M: Natürlich nicht. Wir waren beide ganz schön herausgefordert, alles auch immer wieder infrage zu stellen.
R: Aber dafür sitzen wir hier doch ganz friedlich beisammen. Wie würdest du denn deine Geschichte nun zusammenfassen?
M: Mache ich gern. Obwohl: Das ist wieder kein origineller Abschluss für ein Gespräch. Da fällt mir ein: Was meinst du eigentlich damit, Originalität würde oft überbewertet? Das ist doch nicht etwa dein Ernst?
R: Für eine mittelmäßige Pointe bin ich immer zu haben. Aber gerade das eine Jahr, während dem wir jetzt dank Migros Double zusammenarbeiten durften, ist für mich ein Hinweis darauf, dass nicht allein der originelle Einfall entscheidend ist, sondern der kreative Prozess, gern im Dialog z. B. mit Dramaturg*innen. Und wenn der optimal gestaltet werden kann, ist das eine ideale Voraussetzung dafür, aus einer originellen Idee etwas noch Besseres gestalten zu können.
M (lacht): Das war dann jetzt wohl der Werbeblock für deine Profession. Zurück zu meiner Geschichte. Ich würde sie so zusammenfassen: Henrix ist ein athletischer Neunjähriger mit einer Faszination für Manga, Mode und Meerwesen. Das wird fraglos akzeptiert, bis Benno neu in die Klasse kommt und sie gegen Henrix aufstachelt.
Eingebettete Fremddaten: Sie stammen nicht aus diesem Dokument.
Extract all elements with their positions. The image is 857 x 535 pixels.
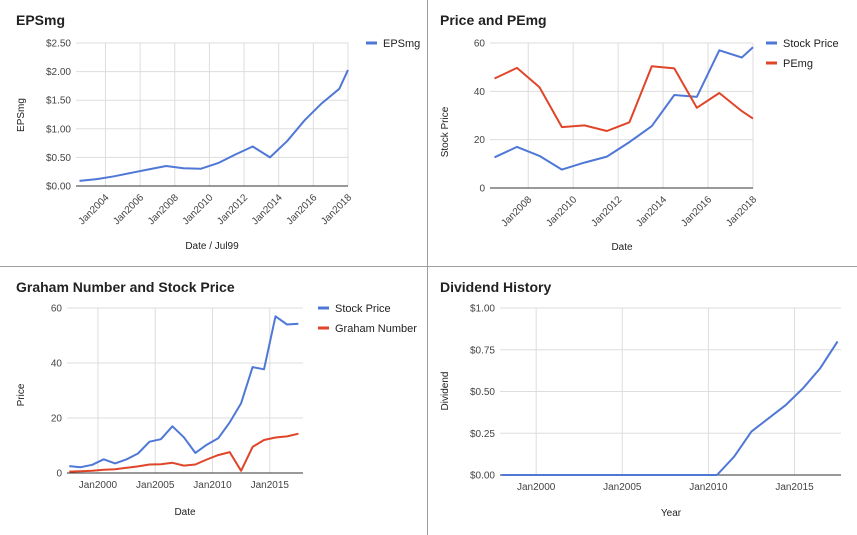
y-axis-label: Stock Price [440,106,451,157]
y-tick-label: 60 [51,304,63,315]
x-tick-label: Jan2008 [499,194,534,229]
x-tick-label: Jan2016 [285,192,320,227]
x-tick-label: Jan2010 [544,194,579,229]
y-axis-label: Dividend [440,372,451,411]
x-tick-label: Jan2004 [77,192,112,227]
x-tick-label: Jan2018 [724,194,759,229]
y-tick-label: $0.75 [470,345,495,356]
series-line [494,46,754,171]
series-line [69,432,299,473]
y-tick-label: $0.25 [470,429,495,440]
x-tick-label: Jan2015 [251,480,290,491]
chart-svg-graham-number: Graham Number and Stock Price 0 20 40 60 Jan2… [16,279,417,518]
y-tick-label: 20 [474,135,486,146]
x-axis-label: Year [661,508,682,519]
x-axis-label: Date / Jul99 [185,241,239,252]
x-tick-label: Jan2016 [679,194,714,229]
legend-label: Graham Number [335,323,417,335]
x-tick-label: Jan2014 [250,192,285,227]
y-tick-label: $2.50 [46,39,71,50]
chart-panel-graham-number: Graham Number and Stock Price 0 20 40 60 Jan2… [0,267,427,535]
y-tick-label: 40 [474,87,486,98]
x-tick-label: Jan2018 [319,192,354,227]
x-axis-label: Date [611,242,633,253]
x-tick-label: Jan2012 [589,194,624,229]
x-tick-label: Jan2010 [193,480,232,491]
y-tick-label: $1.50 [46,96,71,107]
y-axis-label: Price [16,383,27,406]
y-tick-label: 60 [474,39,486,50]
chart-panel-dividend-history: Dividend History $0.00 $0.25 $0.50 $0.75 $1.0… [428,267,857,535]
horizontal-divider [0,266,857,267]
legend-label: PEmg [783,58,813,70]
chart-panel-price-pemg: Price and PEmg 0 20 40 60 Jan2008 Jan2010 Jan20… [428,0,857,266]
chart-svg-price-pemg: Price and PEmg 0 20 40 60 Jan2008 Jan2010 Jan20… [440,12,839,253]
x-tick-label: Jan2012 [215,192,250,227]
x-axis-label: Date [174,507,196,518]
chart-panel-epsmg: EPSmg $0.00 $0.50 $1.00 $1.50 $2.00 $2.50 Jan20… [0,0,427,266]
x-tick-label: Jan2010 [181,192,216,227]
legend-label: EPSmg [383,38,420,50]
y-tick-label: $2.00 [46,67,71,78]
y-tick-label: $1.00 [46,124,71,135]
y-tick-label: $0.50 [470,387,495,398]
series-line [501,340,839,476]
x-tick-label: Jan2005 [136,480,175,491]
x-tick-label: Jan2008 [146,192,181,227]
y-tick-label: $0.00 [46,182,71,193]
x-tick-label: Jan2010 [689,482,728,493]
legend-label: Stock Price [335,303,391,315]
y-tick-label: 40 [51,359,63,370]
y-tick-label: 0 [56,469,62,480]
x-tick-label: Jan2000 [79,480,118,491]
y-tick-label: $0.00 [470,471,495,482]
y-axis-label: EPSmg [16,98,27,132]
vertical-divider [427,0,428,535]
chart-title: Dividend History [440,279,551,295]
series-line [494,65,754,132]
x-tick-label: Jan2000 [517,482,556,493]
chart-title: Graham Number and Stock Price [16,279,235,295]
series-line [79,69,349,182]
chart-title: Price and PEmg [440,12,547,28]
y-tick-label: $1.00 [470,304,495,315]
y-tick-label: 0 [479,184,485,195]
x-tick-label: Jan2005 [603,482,642,493]
x-tick-label: Jan2006 [111,192,146,227]
legend-label: Stock Price [783,38,839,50]
x-tick-label: Jan2014 [634,194,669,229]
chart-title: EPSmg [16,12,65,28]
x-tick-label: Jan2015 [775,482,814,493]
y-tick-label: $0.50 [46,153,71,164]
chart-svg-dividend-history: Dividend History $0.00 $0.25 $0.50 $0.75 $1.0… [440,279,841,519]
series-line [69,315,299,469]
y-tick-label: 20 [51,414,63,425]
chart-svg-epsmg: EPSmg $0.00 $0.50 $1.00 $1.50 $2.00 $2.50 Jan20… [16,12,420,252]
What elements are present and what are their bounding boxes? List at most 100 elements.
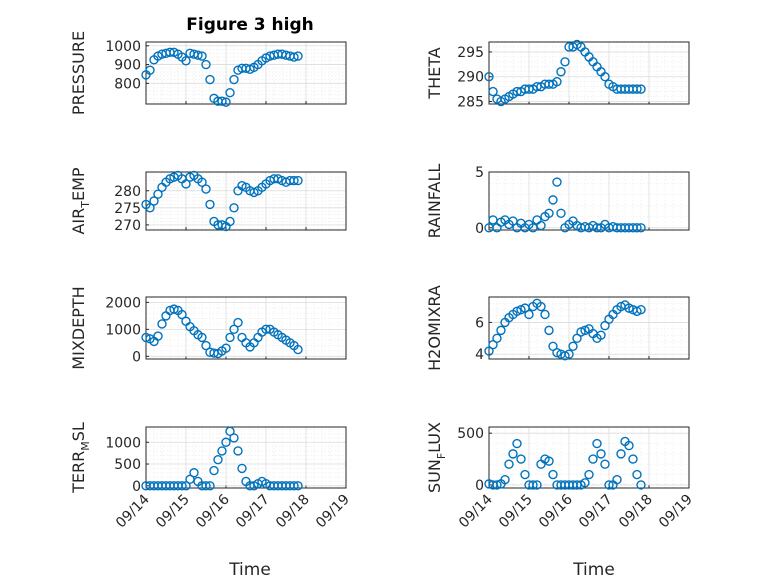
axes-terr_msl: 09/14 09/15 09/16 09/17 09/18 09/19 0 500 1000 TE… [69, 422, 353, 531]
y-tick-label: 270 [114, 218, 141, 234]
data-point [261, 324, 271, 335]
data-point [225, 332, 235, 343]
data-point [604, 480, 614, 490]
x-tick-label: 09/18 [616, 492, 656, 532]
axes-frame [488, 296, 690, 360]
data-point [229, 74, 239, 85]
x-tick-label: 09/15 [496, 492, 536, 532]
x-tick-label: 09/16 [536, 491, 576, 531]
y-tick-label: 900 [114, 58, 141, 74]
data-point [225, 88, 235, 98]
data-point [237, 463, 247, 474]
data-point [229, 203, 239, 213]
data-point [616, 449, 626, 459]
data-point [221, 97, 231, 107]
data-point [528, 480, 538, 490]
data-point [225, 216, 235, 227]
data-point [181, 56, 191, 66]
y-tick-label: 2000 [105, 295, 141, 311]
data-point [153, 331, 163, 341]
data-point [205, 74, 215, 85]
data-point [197, 51, 207, 61]
data-point [492, 480, 502, 490]
data-point [488, 86, 498, 97]
data-point [233, 446, 243, 456]
y-tick-label: 0 [475, 221, 484, 237]
data-point [580, 478, 590, 488]
data-point [636, 305, 646, 315]
data-point [289, 481, 299, 491]
data-point [205, 481, 215, 491]
axes-mixdepth: 0 1000 2000 MIXDEPTH [69, 286, 347, 370]
data-point [556, 67, 566, 77]
axes-theta: 285 290 295 THETA [425, 39, 690, 111]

Als sich auch seine besten Freunde von ihm abwenden, taucht Henrix in den nahen See ein und gerät in ein turbulentes Unterwasserabenteuer voller Wasserfeen, Meerjungen und fantastischer Gestalten. Von ihnen lernt er nicht nur, Vertrauen ins eigene Leben zu finden, sondern auch ein toleranterer Freund zu werden.
R: Das ist doch schon mal ein Anfang ...
M: Es war ja klar, dass da noch mal Kritik kommt… Mir scheint, unsere Zusammenarbeit ist noch nicht beendet (lacht) ...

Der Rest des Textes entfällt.